As in previous productions, internil delves into the media theatre of the net communities to look at «us» from there. The evening connects many things that seemingly don’t really belong together – but suddenly we are given a deeper picture of our situation. Marina Dessau’s awakening after the night of drugs combines in the course of the evening with the discovery of a global pre-war in cyberspace and our involuntary proximity to it. Thus Blackout creates a Situation Room of three performers who observe and re-enact such developments. 

For a moment, it seems as if this educational piece about cyber war is suddenly hacked itself. And this was reminiscent of Vogelgesang’s film This is not a Game, which traces the path from alternate reality games like QAnon to the real storming of the Capitol in Washington. Blackout also describes the overturning of events in digital space into the physical world, from virtual cyber war to real blackout. 

What is most amazing about Internil’s work is not so much the choice of material, but the construction of a unique transitional space.

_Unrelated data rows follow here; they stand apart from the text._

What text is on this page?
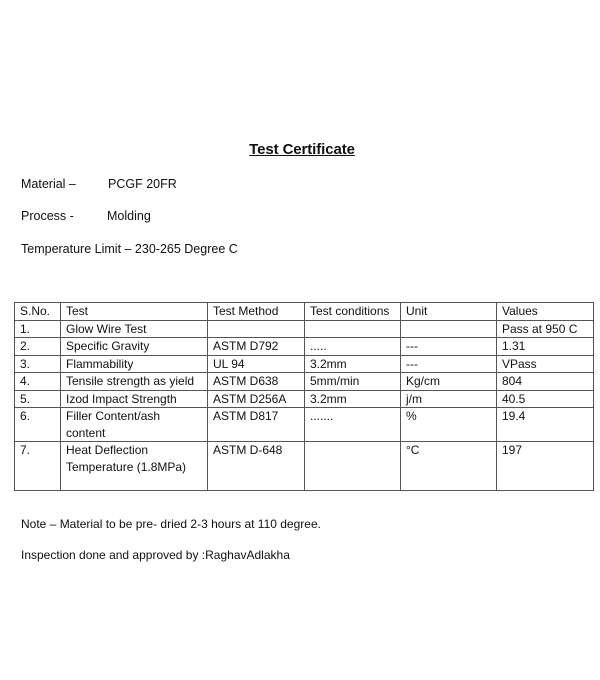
Test Certificate
Material –	PCGF 20FR
Process -	Molding
Temperature Limit – 230-265 Degree C
S.No.	Test	Test Method	Test conditions	Unit	Values
1.	Glow Wire Test				Pass at 950 C
2.	Specific Gravity	ASTM D792	.....	---	1.31
3.	Flammability	UL 94	3.2mm	---	VPass
4.	Tensile strength as yield	ASTM D638	5mm/min	Kg/cm	804
5.	Izod Impact Strength	ASTM D256A	3.2mm	j/m	40.5
6.	Filler Content/ash content	ASTM D817	.......	%	19.4
7.	Heat Deflection Temperature (1.8MPa)	ASTM D-648		°C	197
Note – Material to be pre- dried 2-3 hours at 110 degree.
Inspection done and approved by :RaghavAdlakha
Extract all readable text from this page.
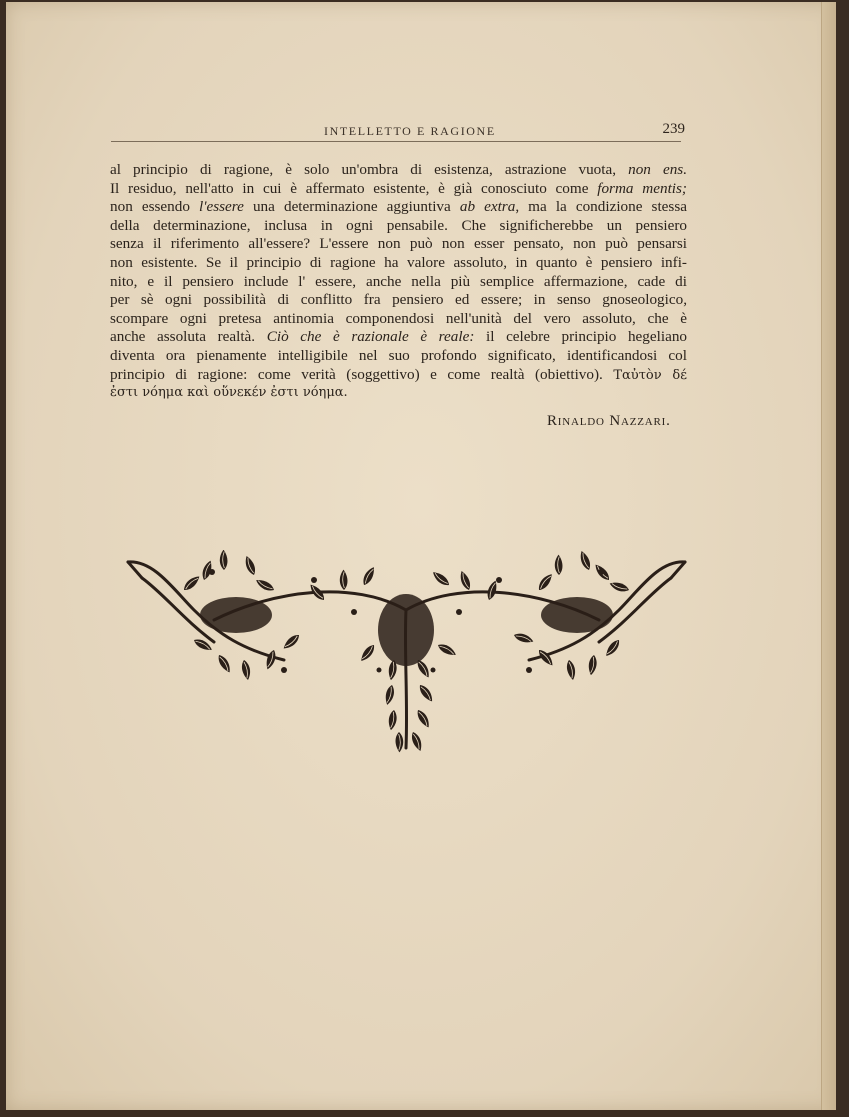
INTELLETTO E RAGIONE	239
al principio di ragione, è solo un'ombra di esistenza, astrazione vuota, non ens.
Il residuo, nell'atto in cui è affermato esistente, è già conosciuto come forma mentis;
non essendo l'essere una determinazione aggiuntiva ab extra, ma la condizione stessa
della determinazione, inclusa in ogni pensabile. Che significherebbe un pensiero
senza il riferimento all'essere? L'essere non può non esser pensato, non può pensarsi
non esistente. Se il principio di ragione ha valore assoluto, in quanto è pensiero infi-
nito, e il pensiero include l' essere, anche nella più semplice affermazione, cade di
per sè ogni possibilità di conflitto fra pensiero ed essere; in senso gnoseologico,
scompare ogni pretesa antinomia componendosi nell'unità del vero assoluto, che è
anche assoluta realtà. Ciò che è razionale è reale: il celebre principio hegeliano
diventa ora pienamente intelligibile nel suo profondo significato, identificandosi col
principio di ragione: come verità (soggettivo) e come realtà (obiettivo). Ταὐτὸν δέ
ἐστι νόημα καὶ οὕνεκέν ἐστι νόημα.
Rinaldo Nazzari.
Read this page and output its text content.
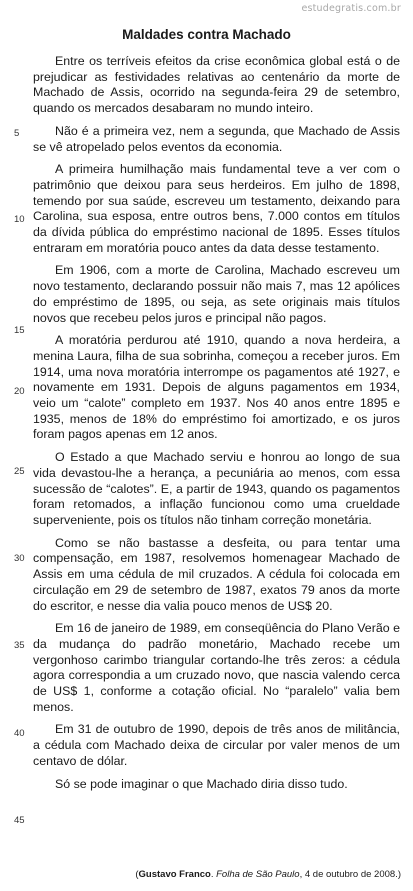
estudegratis.com.br
Maldades contra Machado

Entre os terríveis efeitos da crise econômica global está o de prejudicar as festividades relativas ao centenário da morte de Machado de Assis, ocorrido na segunda-feira 29 de setembro, quando os mercados desabaram no mundo inteiro.

Não é a primeira vez, nem a segunda, que Machado de Assis se vê atropelado pelos eventos da economia.

A primeira humilhação mais fundamental teve a ver com o patrimônio que deixou para seus herdeiros. Em julho de 1898, temendo por sua saúde, escreveu um testamento, deixando para Carolina, sua esposa, entre outros bens, 7.000 contos em títulos da dívida pública do empréstimo nacional de 1895. Esses títulos entraram em moratória pouco antes da data desse testamento.

Em 1906, com a morte de Carolina, Machado escreveu um novo testamento, declarando possuir não mais 7, mas 12 apólices do empréstimo de 1895, ou seja, as sete originais mais títulos novos que recebeu pelos juros e principal não pagos.

A moratória perdurou até 1910, quando a nova herdeira, a menina Laura, filha de sua sobrinha, começou a receber juros. Em 1914, uma nova moratória interrompe os pagamentos até 1927, e novamente em 1931. Depois de alguns pagamentos em 1934, veio um “calote” completo em 1937. Nos 40 anos entre 1895 e 1935, menos de 18% do empréstimo foi amortizado, e os juros foram pagos apenas em 12 anos.

O Estado a que Machado serviu e honrou ao longo de sua vida devastou-lhe a herança, a pecuniária ao menos, com essa sucessão de “calotes”. E, a partir de 1943, quando os pagamentos foram retomados, a inflação funcionou como uma crueldade superveniente, pois os títulos não tinham correção monetária.

Como se não bastasse a desfeita, ou para tentar uma compensação, em 1987, resolvemos homenagear Machado de Assis em uma cédula de mil cruzados. A cédula foi colocada em circulação em 29 de setembro de 1987, exatos 79 anos da morte do escritor, e nesse dia valia pouco menos de US$ 20.

Em 16 de janeiro de 1989, em conseqüência do Plano Verão e da mudança do padrão monetário, Machado recebe um vergonhoso carimbo triangular cortando-lhe três zeros: a cédula agora correspondia a um cruzado novo, que nascia valendo cerca de US$ 1, conforme a cotação oficial. No “paralelo” valia bem menos.

Em 31 de outubro de 1990, depois de três anos de militância, a cédula com Machado deixa de circular por valer menos de um centavo de dólar.

Só se pode imaginar o que Machado diria disso tudo.

5
10
15
20
25
30
35
40
45
(Gustavo Franco. Folha de São Paulo, 4 de outubro de 2008.)
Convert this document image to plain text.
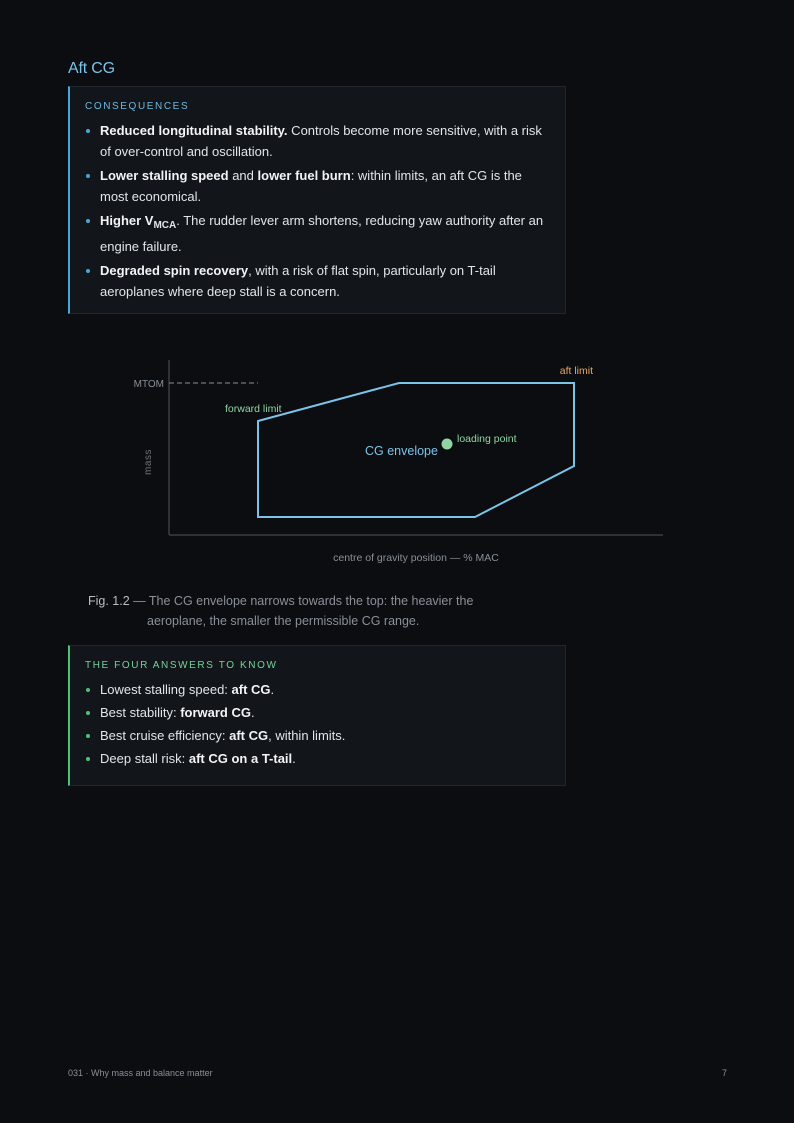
Aft CG
CONSEQUENCES
Reduced longitudinal stability. Controls become more sensitive, with a risk of over-control and oscillation.
Lower stalling speed and lower fuel burn: within limits, an aft CG is the most economical.
Higher $V_{MCA}$. The rudder lever arm shortens, reducing yaw authority after an engine failure.
Degraded spin recovery, with a risk of flat spin, particularly on T-tail aeroplanes where deep stall is a concern.
MTOM
mass
forward limit
aft limit
CG envelope
loading point
centre of gravity position — % MAC
Fig. 1.2 — The CG envelope narrows towards the top: the heavier the
aeroplane, the smaller the permissible CG range.
THE FOUR ANSWERS TO KNOW
Lowest stalling speed: aft CG.
Best stability: forward CG.
Best cruise efficiency: aft CG, within limits.
Deep stall risk: aft CG on a T-tail.
031 · Why mass and balance matter	7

In it, their stage connects the online and offline world and shows the cross-references between drugs and code, between mathematical elegance and state violence, between the theatre of the net communities and the bodies of the performers. 

Blackout creates a theatrical form of the digital age and ends with a classical monologue: suddenly it becomes dark on stage, matches blaze on the many screens towards their fading, while Arne Vogelgesang’s pleasant voice reports on the sinking of the big city into blackout and chaos. Even though this play demonstrates the construction of a very different contemporary machine, its true events are always a moving encounter with real humans.

This is an English version of the review by Thomas Oberender, which was published in Norwegian, in NST # 4 2021.